Michael Ignatieff: The Lesser Evil?
By Derrick O’Keefe. Verso, 121 pp, softcover
Near the end of Michael Ignatieff: The Lesser Evil?, Vancouver peace activist Derrick O’Keefe offers a telling vignette. He describes how Liberal MP Gerard Kennedy sponsored a private member’s bill in 2010 to give U.S. war resisters sanctuary in Canada. Just before second reading, Kennedy’s leader, Ignatieff, and about a dozen other Liberals walked out of Parliament, ensuring that the measure would be defeated.
During the 2011 election campaign, Ignatieff presented himself as a lesser evil than Prime Minister Stephen Harper, but in this highly readable book, O’Keefe makes the case that there is little to distinguish the two, particularly on foreign policy and in their dealings with the Alberta oil sands. Ignatieff comes across as a fumbling, self-centred, cold-hearted, dishonest, and arrogant apologist for U.S. imperial ambitions. It’s a one-dimensional portrait, presented as part of Verso’s Counterblasts series of left-wing attacks on capitalism’s apologists.
More than just a detailed examination of Ignatieff’s work as a journalist and author, this polemical tract includes sharp criticisms of liberalism. According to O’Keefe, one of its key tenets is “Don’t talk about Palestine.”

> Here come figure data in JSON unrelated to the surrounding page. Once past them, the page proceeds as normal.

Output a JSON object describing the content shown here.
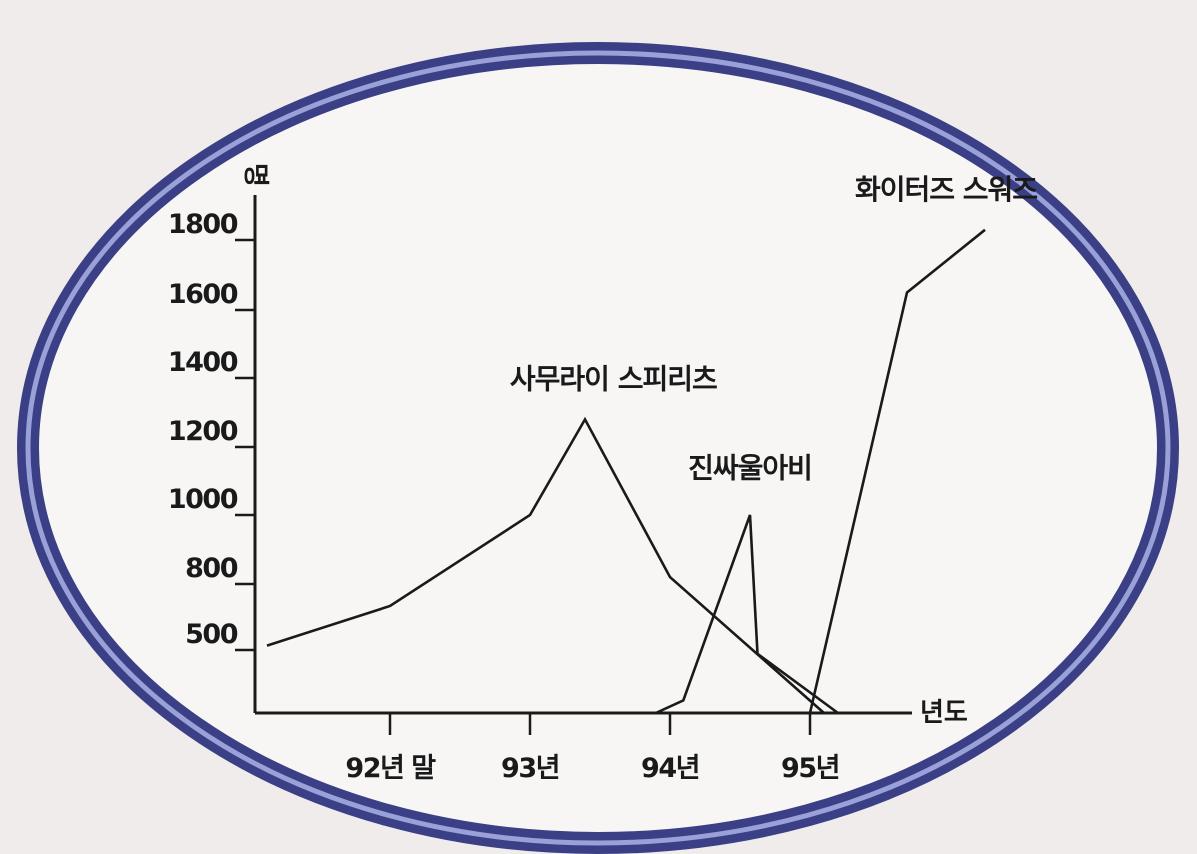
{
  "chart_data": {
    "type": "line",
    "ylabel": "명",
    "xlabel": "년도",
    "y_ticks": [
      500,
      800,
      1000,
      1200,
      1400,
      1600,
      1800
    ],
    "x_ticks": [
      {
        "x": 92.9,
        "label": "92년 말"
      },
      {
        "x": 93.0,
        "label": "93년"
      },
      {
        "x": 94.0,
        "label": "94년"
      },
      {
        "x": 95.0,
        "label": "95년"
      }
    ],
    "series": [
      {
        "name": "사무라이 스피리츠",
        "points": [
          [
            92.0,
            520
          ],
          [
            92.9,
            700
          ],
          [
            93.0,
            1000
          ],
          [
            93.4,
            1280
          ],
          [
            94.0,
            820
          ],
          [
            95.1,
            0
          ]
        ],
        "label_anchor": [
          93.6,
          1370
        ]
      },
      {
        "name": "진싸울아비",
        "points": [
          [
            93.9,
            0
          ],
          [
            94.1,
            100
          ],
          [
            94.6,
            1000
          ],
          [
            94.65,
            470
          ],
          [
            95.2,
            0
          ]
        ],
        "label_anchor": [
          94.6,
          1110
        ]
      },
      {
        "name": "화이터즈 스워즈",
        "points": [
          [
            95.0,
            0
          ],
          [
            95.7,
            1650
          ],
          [
            96.3,
            1830
          ]
        ],
        "label_anchor": [
          96.0,
          1920
        ]
      }
    ]
  },
  "frame": {
    "ellipse_stroke": "#3a3f86",
    "ellipse_highlight": "#9aa0d8",
    "line_color": "#1a1a1a"
  }
}
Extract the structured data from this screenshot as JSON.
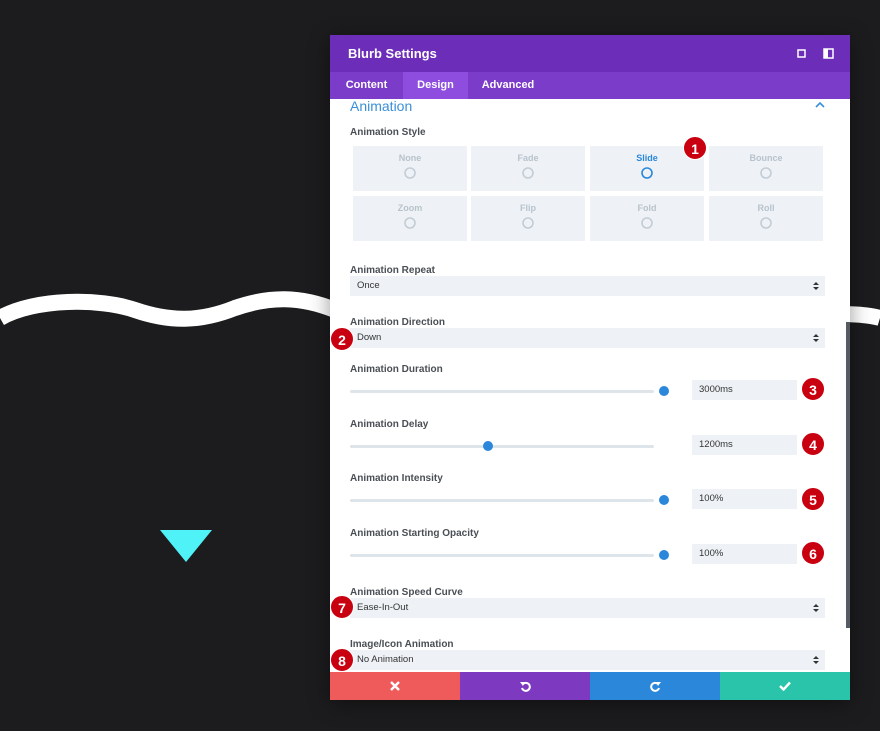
{
  "header": {
    "title": "Blurb Settings"
  },
  "tabs": [
    "Content",
    "Design",
    "Advanced"
  ],
  "section": {
    "title": "Animation"
  },
  "style_field": {
    "label": "Animation Style",
    "options": [
      "None",
      "Fade",
      "Slide",
      "Bounce",
      "Zoom",
      "Flip",
      "Fold",
      "Roll"
    ]
  },
  "selects": [
    {
      "label": "Animation Repeat",
      "value": "Once"
    },
    {
      "label": "Animation Direction",
      "value": "Down"
    },
    {
      "label": "Animation Speed Curve",
      "value": "Ease-In-Out"
    },
    {
      "label": "Image/Icon Animation",
      "value": "No Animation"
    }
  ],
  "sliders": [
    {
      "label": "Animation Duration",
      "value": "3000ms"
    },
    {
      "label": "Animation Delay",
      "value": "1200ms"
    },
    {
      "label": "Animation Intensity",
      "value": "100%"
    },
    {
      "label": "Animation Starting Opacity",
      "value": "100%"
    }
  ],
  "badges": [
    "1",
    "2",
    "3",
    "4",
    "5",
    "6",
    "7",
    "8"
  ]
}
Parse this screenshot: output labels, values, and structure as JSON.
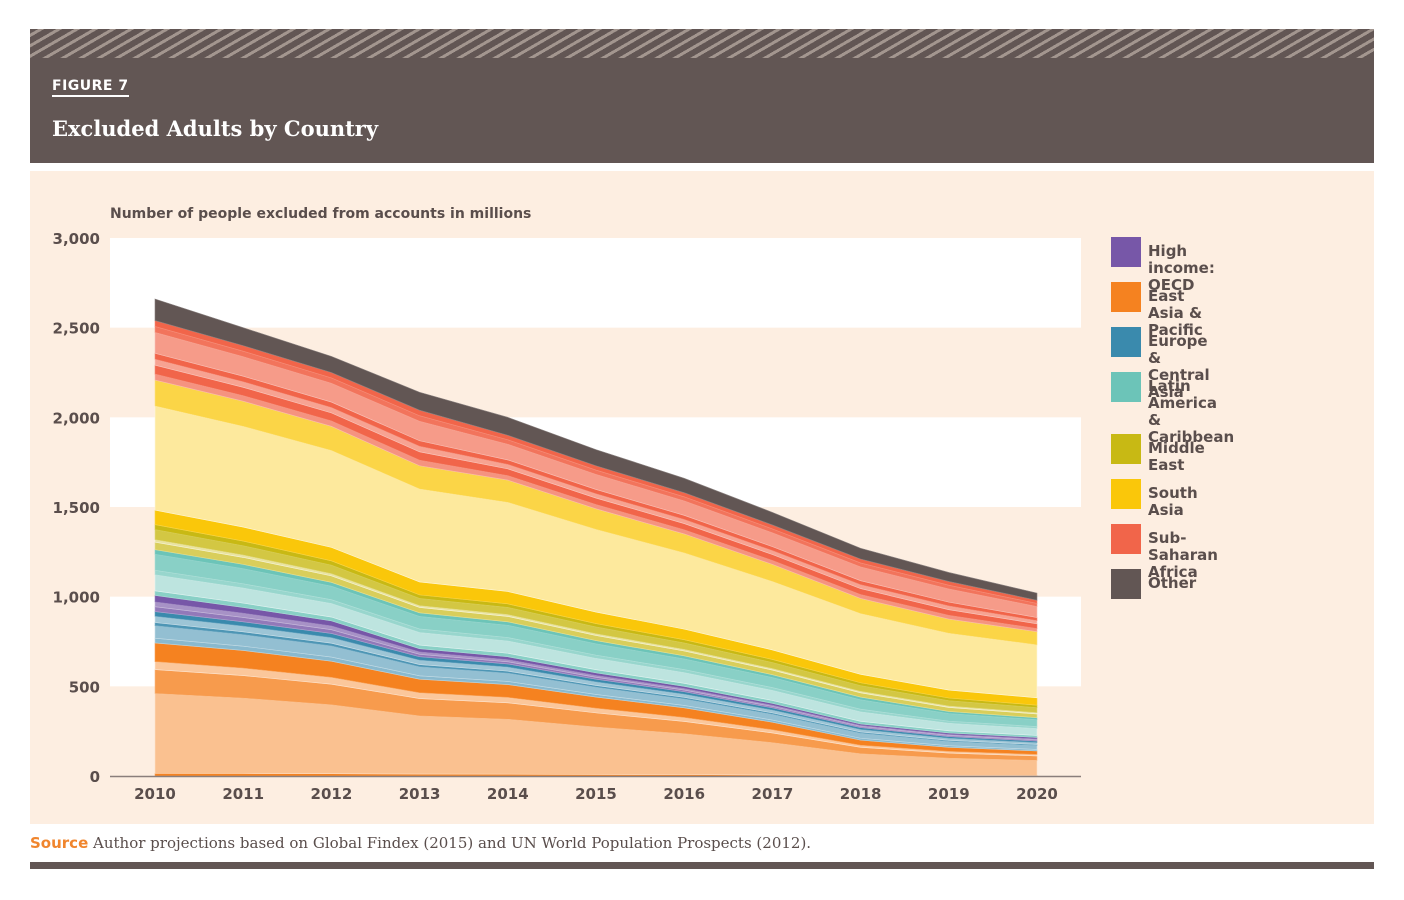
{
  "figure": {
    "label": "FIGURE 7",
    "title": "Excluded Adults by Country"
  },
  "source": {
    "label": "Source",
    "text": "Author projections based on Global Findex (2015) and UN World Population Prospects (2012)."
  },
  "chart_data": {
    "type": "area",
    "stacked": true,
    "title": "Excluded Adults by Country",
    "ylabel": "Number of people excluded from accounts in millions",
    "xlabel": "",
    "x": [
      2010,
      2011,
      2012,
      2013,
      2014,
      2015,
      2016,
      2017,
      2018,
      2019,
      2020
    ],
    "x_tick_labels": [
      "2010",
      "2011",
      "2012",
      "2013",
      "2014",
      "2015",
      "2016",
      "2017",
      "2018",
      "2019",
      "2020"
    ],
    "ylim": [
      0,
      3000
    ],
    "y_ticks": [
      0,
      500,
      1000,
      1500,
      2000,
      2500,
      3000
    ],
    "y_tick_labels": [
      "0",
      "500",
      "1,000",
      "1,500",
      "2,000",
      "2,500",
      "3,000"
    ],
    "background_bands": "alternating white/cream every 500",
    "legend_position": "right",
    "series": [
      {
        "name": "East Asia & Pacific",
        "color": "#f58220",
        "values": [
          742,
          700,
          640,
          540,
          510,
          440,
          380,
          300,
          200,
          160,
          140
        ]
      },
      {
        "name": "Europe & Central Asia",
        "color": "#3a8aad",
        "values": [
          175,
          160,
          155,
          125,
          115,
          100,
          90,
          80,
          70,
          60,
          55
        ]
      },
      {
        "name": "High income: OECD",
        "color": "#7757a8",
        "values": [
          90,
          80,
          70,
          45,
          40,
          35,
          30,
          25,
          20,
          20,
          20
        ]
      },
      {
        "name": "Latin America & Caribbean",
        "color": "#6cc4b8",
        "values": [
          255,
          240,
          215,
          200,
          195,
          180,
          170,
          160,
          150,
          120,
          110
        ]
      },
      {
        "name": "Middle East",
        "color": "#c8b914",
        "values": [
          140,
          130,
          120,
          100,
          100,
          95,
          90,
          85,
          80,
          75,
          70
        ]
      },
      {
        "name": "South Asia",
        "color": "#fac70a",
        "values": [
          806,
          780,
          750,
          720,
          690,
          640,
          590,
          530,
          470,
          440,
          410
        ]
      },
      {
        "name": "Sub-Saharan Africa",
        "color": "#f1654a",
        "values": [
          332,
          310,
          300,
          310,
          250,
          240,
          230,
          220,
          220,
          210,
          175
        ]
      },
      {
        "name": "Other",
        "color": "#625654",
        "values": [
          120,
          100,
          90,
          100,
          100,
          90,
          80,
          70,
          60,
          50,
          40
        ]
      }
    ]
  },
  "legend": [
    {
      "label": "High income: OECD",
      "color": "#7757a8"
    },
    {
      "label": "East Asia & Pacific",
      "color": "#f58220"
    },
    {
      "label": "Europe & Central Asia",
      "color": "#3a8aad"
    },
    {
      "label": "Latin America\n& Caribbean",
      "color": "#6cc4b8"
    },
    {
      "label": "Middle East",
      "color": "#c8b914"
    },
    {
      "label": "South Asia",
      "color": "#fac70a"
    },
    {
      "label": "Sub-Saharan Africa",
      "color": "#f1654a"
    },
    {
      "label": "Other",
      "color": "#625654"
    }
  ]
}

In his eagerness to present Ignatieff in a disparaging light, the author indulges in occasional cheap shots. For example, O’Keefe draws a parallel between Ignatieff’s support for extraordinary measures against Islamic militants after 9/11 and his great-grandfather Nicholas’s vicious repression of anarchists following the assassination of Czar Alexander II. On another occasion, Ignatieff’s casual observation about a hockey game is treated as a reflection of his political ineptitude. There’s also no serious examination of how Ignatieff differed from Harper on home care, the war on drugs, and immigration policy—all issues that affect the lives of Canadians.
Despite these shortcomings, O’Keefe has made a useful contribution to the public’s understanding of the former Liberal leader, building on devastating earlier writings by left-wing icon Noam Chomsky, media analyst Edward S. Herman, Canadian political scientist Denis Smith, and Globe and Mail journalist Michael Valpy.
Michael Ignatieff: The Lesser Evil? succeeds marvellously in convincing readers that its subject deserved his humiliating defeat in the last election. But as a nuanced look at the differences between Canadian Conservatives and Liberals, it falls somewhat short of the mark.